Image Acquisition System by CardioOptics
It's almost like taking a stab in the dark, but ablating one or more arrythmias within the human heart is a moment when accuracy is everything and error is irreversible. Which is why visualization during cardiac ablation is one of the greatest challenges for the electrophysiologist performing the procedure.
Animal testing at the University of Chicago has demonstrated that visualization of endocardial structures and ablation lesions through flowing blood — an obstacle not previously overcome for cardiac ablation — can be achieved using infrared imaging technology. The steerable, fiberoptic, endoscopic catheter that shines infrared light through the vasculature and heart and affords unprecedented viewing through red blood cells has been developed by Boston-based CardioOptics Inc. The company's first product, the Coronary Sinus Access (CSA) System, incorporates a 7 French articulating endoscopic catheter and an infrared Image Acquisition System. It has been FDA cleared for human use in cardiac resynchronization therapy (CRT) and CRT-D pacemaker implantation procedures to facilitate placement of the left ventricular pacing lead in the coronary sinus.
Currently, doctors perform cardiac ablation using intracardiac echo, an ultrasound-based tool, says Dr. Brad Knight, head of electrophysiology at the University of Chicago. A catheter is advanced from the femoral vein into the heart and the doctor can look at the heart from the inside. This method enables good anatomy imaging, he says, and the doctor can view the electrode-tissue interface during the ablation, seeing through many other structures.
“What we don't have is what the surgeons have,” said Dr. Knight, “which is direct visualization. They can usually directly visualize where they are cauterizing — they can see if they have created a lesion [essentially destroying and sealing off the source of the arrhythmia, or irregular heart rhythm]. One of the major limitations that still exists in electrophysiology is really knowing what is happening when you ablate.”

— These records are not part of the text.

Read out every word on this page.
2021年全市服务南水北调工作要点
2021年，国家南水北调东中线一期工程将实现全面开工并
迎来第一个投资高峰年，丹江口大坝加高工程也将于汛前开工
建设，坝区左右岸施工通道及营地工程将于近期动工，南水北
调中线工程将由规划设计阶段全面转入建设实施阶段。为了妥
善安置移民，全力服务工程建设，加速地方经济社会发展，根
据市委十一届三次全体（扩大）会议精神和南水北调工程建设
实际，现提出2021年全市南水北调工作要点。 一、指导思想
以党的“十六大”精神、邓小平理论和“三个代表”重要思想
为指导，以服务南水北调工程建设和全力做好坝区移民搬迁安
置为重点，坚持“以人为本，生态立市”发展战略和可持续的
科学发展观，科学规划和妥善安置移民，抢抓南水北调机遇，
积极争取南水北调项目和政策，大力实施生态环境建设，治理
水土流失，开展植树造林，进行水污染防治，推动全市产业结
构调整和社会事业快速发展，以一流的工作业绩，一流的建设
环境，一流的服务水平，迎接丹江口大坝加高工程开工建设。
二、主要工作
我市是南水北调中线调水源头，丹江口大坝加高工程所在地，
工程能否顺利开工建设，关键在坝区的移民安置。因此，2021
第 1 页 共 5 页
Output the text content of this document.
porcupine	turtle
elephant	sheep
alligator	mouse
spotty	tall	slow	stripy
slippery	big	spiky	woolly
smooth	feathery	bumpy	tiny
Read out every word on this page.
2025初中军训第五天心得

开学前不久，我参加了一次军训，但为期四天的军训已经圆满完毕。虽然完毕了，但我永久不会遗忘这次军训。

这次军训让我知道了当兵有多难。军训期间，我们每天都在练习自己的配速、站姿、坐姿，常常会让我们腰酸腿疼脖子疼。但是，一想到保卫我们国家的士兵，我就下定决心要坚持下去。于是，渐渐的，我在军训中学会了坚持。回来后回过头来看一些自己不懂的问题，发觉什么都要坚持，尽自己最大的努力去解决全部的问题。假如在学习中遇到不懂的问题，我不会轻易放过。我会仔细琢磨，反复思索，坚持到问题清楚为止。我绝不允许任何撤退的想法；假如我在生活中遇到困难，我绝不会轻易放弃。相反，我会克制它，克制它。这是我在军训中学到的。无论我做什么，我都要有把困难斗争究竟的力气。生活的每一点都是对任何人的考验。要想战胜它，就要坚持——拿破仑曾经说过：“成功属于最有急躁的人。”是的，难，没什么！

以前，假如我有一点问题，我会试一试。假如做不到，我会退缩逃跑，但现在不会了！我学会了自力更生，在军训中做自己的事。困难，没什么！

When doctors deliver the radio wave intended to ablate an arrhythmia, Dr. Knight says they do so without complete certainty that they've created a permanent lesion that has destroyed only its target and nothing more. Apart from the imaging modality, another way to determine accuracy is to record the signal in the heart in order to try to eliminate certain electrical signals, but this is not always sufficient evidence that a permanent ablation lesion has been created, said Dr. Knight. He also said that a temperature reading of 60-70 degrees Celsius at the electrode tip is usually indicative of a permanent lesion.
But these approaches still fall short of absolute clarity and accuracy, Dr. Knight asserts. His own recent research, however, has produced breakthrough insights.
According to a published study released in October, Dr. Knight performed 24 catheter ablation attempts in 10 mongrel dogs using infrared endoscopy. The results were that “the electrode-tissue interface could be identified at 19 of the 24 ablation sites.”
“Ablation lesion formation can be seen as a gradual increase in signal intensity,” the study's authors wrote, among whom are Dr. Knight and Ronald D. Berger, M.D., at Johns Hopkins University. “Fiberoptic infrared endoscopy appears to be a promising new tool for guiding catheter ablation,” they concluded.
The next step for the technology will be to combine the function of direct visualization and ablation into one catheter, said Dr. Knight, a process currently under development in preparation for clinical studies anticipated in 2007. At present, the fiberoptic infrared endoscope provides imaging only. Dr. Knight said that he and CardioOptics have applied for a patent for a device in which a transparent ablation electrode both enables viewing and delivers radiofrequency energy through the tip of a small diameter electrophysiology catheter.
The implications for cardiac ablation procedures in humans is significant, Dr. Knight believes.
“This might improve the understanding during the procedure,” he said, “and, theoretically, would improve the accuracy and the safety of the procedure by allowing us to really know what is going on when we ablate, to know exactly where we are ablating, and to avoid any potential complications that could occur during an ablation.”